Don't want to remove the contributions and conversations by force pushing to the older branch (in PR #6575) therefore I created a new PR on a new branch.
This PR goes with the plumpy PR aiidateam/plumpy#320 which has not much changed from the original one.
I changed the killing calcjob to a the mock
RunningProcess
that stays in running state. The tests before were not really testing if it was killable during the running state as the ArithmeticAdd CalcJob goes immediately to the Waiting state (while it is sleeping it is in waiting state) and is then killable. Running can be blocking if therun_fn
is blocking, so no kill command can go through.
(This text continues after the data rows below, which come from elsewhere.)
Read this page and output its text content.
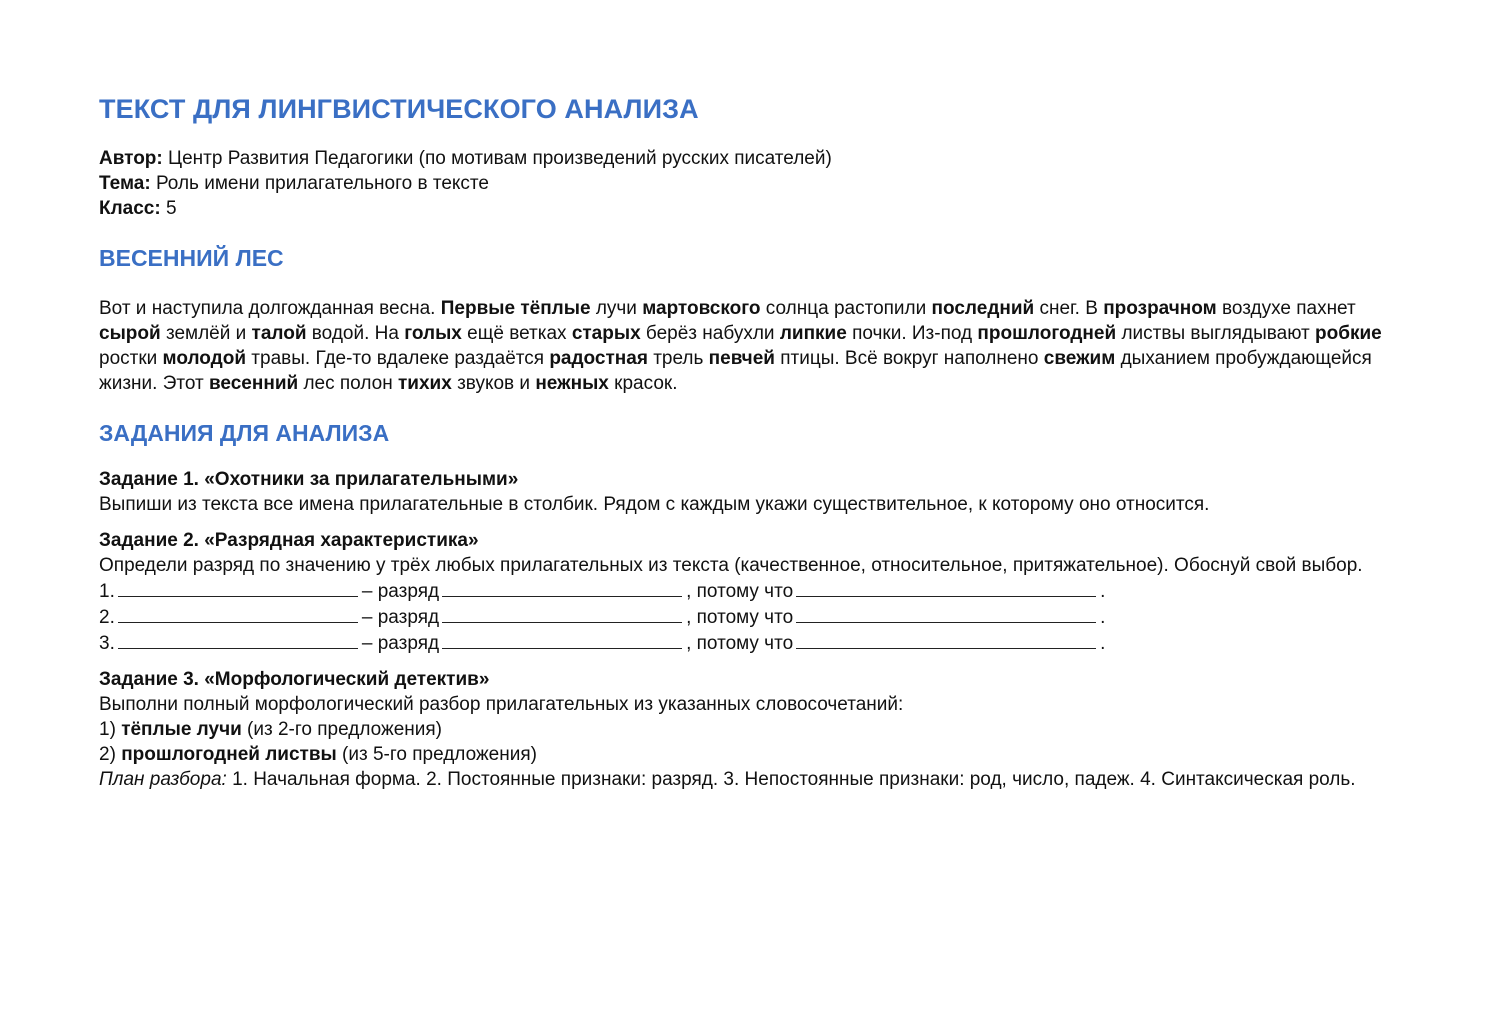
ТЕКСТ ДЛЯ ЛИНГВИСТИЧЕСКОГО АНАЛИЗА
Автор: Центр Развития Педагогики (по мотивам произведений русских писателей)
Тема: Роль имени прилагательного в тексте
Класс: 5
ВЕСЕННИЙ ЛЕС
Вот и наступила долгожданная весна. Первые тёплые лучи мартовского солнца растопили последний снег. В прозрачном воздухе пахнет сырой землёй и талой водой. На голых ещё ветках старых берёз набухли липкие почки. Из-под прошлогодней листвы выглядывают робкие ростки молодой травы. Где-то вдалеке раздаётся радостная трель певчей птицы. Всё вокруг наполнено свежим дыханием пробуждающейся жизни. Этот весенний лес полон тихих звуков и нежных красок.
ЗАДАНИЯ ДЛЯ АНАЛИЗА
Задание 1. «Охотники за прилагательными»
Выпиши из текста все имена прилагательные в столбик. Рядом с каждым укажи существительное, к которому оно относится.
Задание 2. «Разрядная характеристика»
Определи разряд по значению у трёх любых прилагательных из текста (качественное, относительное, притяжательное). Обоснуй свой выбор.
1.	– разряд	, потому что	.
2.	– разряд	, потому что	.
3.	– разряд	, потому что	.
Задание 3. «Морфологический детектив»
Выполни полный морфологический разбор прилагательных из указанных словосочетаний:
1) тёплые лучи (из 2-го предложения)
2) прошлогодней листвы (из 5-го предложения)
План разбора: 1. Начальная форма. 2. Постоянные признаки: разряд. 3. Непостоянные признаки: род, число, падеж. 4. Синтаксическая роль.
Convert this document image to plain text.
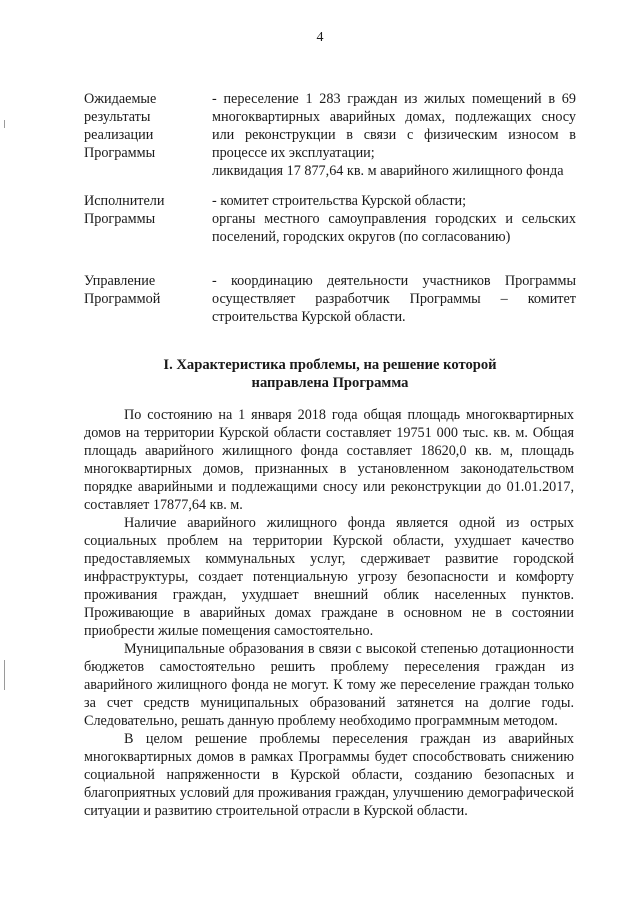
4
Ожидаемые
результаты
реализации
Программы

- переселение 1 283 граждан из жилых помещений в 69 многоквартирных аварийных домах, подлежащих сносу или реконструкции в связи с физическим износом в процессе их эксплуатации;

ликвидация 17 877,64 кв. м аварийного жилищного фонда

Исполнители
Программы

- комитет строительства Курской области;

органы местного самоуправления городских и сельских поселений, городских округов (по согласованию)

Управление
Программой

- координацию деятельности участников Программы осуществляет разработчик Программы – комитет строительства Курской области.

I. Характеристика проблемы, на решение которой
направлена Программа

По состоянию на 1 января 2018 года общая площадь многоквартирных домов на территории Курской области составляет 19751 000 тыс. кв. м. Общая площадь аварийного жилищного фонда составляет 18620,0 кв. м, площадь многоквартирных домов, признанных в установленном законодательством порядке аварийными и подлежащими сносу или реконструкции до 01.01.2017, составляет 17877,64 кв. м.

Наличие аварийного жилищного фонда является одной из острых социальных проблем на территории Курской области, ухудшает качество предоставляемых коммунальных услуг, сдерживает развитие городской инфраструктуры, создает потенциальную угрозу безопасности и комфорту проживания граждан, ухудшает внешний облик населенных пунктов. Проживающие в аварийных домах граждане в основном не в состоянии приобрести жилые помещения самостоятельно.

Муниципальные образования в связи с высокой степенью дотационности бюджетов самостоятельно решить проблему переселения граждан из аварийного жилищного фонда не могут. К тому же переселение граждан только за счет средств муниципальных образований затянется на долгие годы. Следовательно, решать данную проблему необходимо программным методом.

В целом решение проблемы переселения граждан из аварийных многоквартирных домов в рамках Программы будет способствовать снижению социальной напряженности в Курской области, созданию безопасных и благоприятных условий для проживания граждан, улучшению демографической ситуации и развитию строительной отрасли в Курской области.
I am not sure if it makes sense to test these cases, since in the end we want to test if a CalcJob does not get stuck during killing, we do not care so much about custom Processes. I would go forward by only using ArithmeticAdd calcjob in the tests 1-6.From the tests for the EBM 7-11 I only kept 7. I think it is not important to test that kill is getting stuck. I see some value in the test 9, but kept it short for now. Let me know your opinion about which tests to keep, I think before it were too many.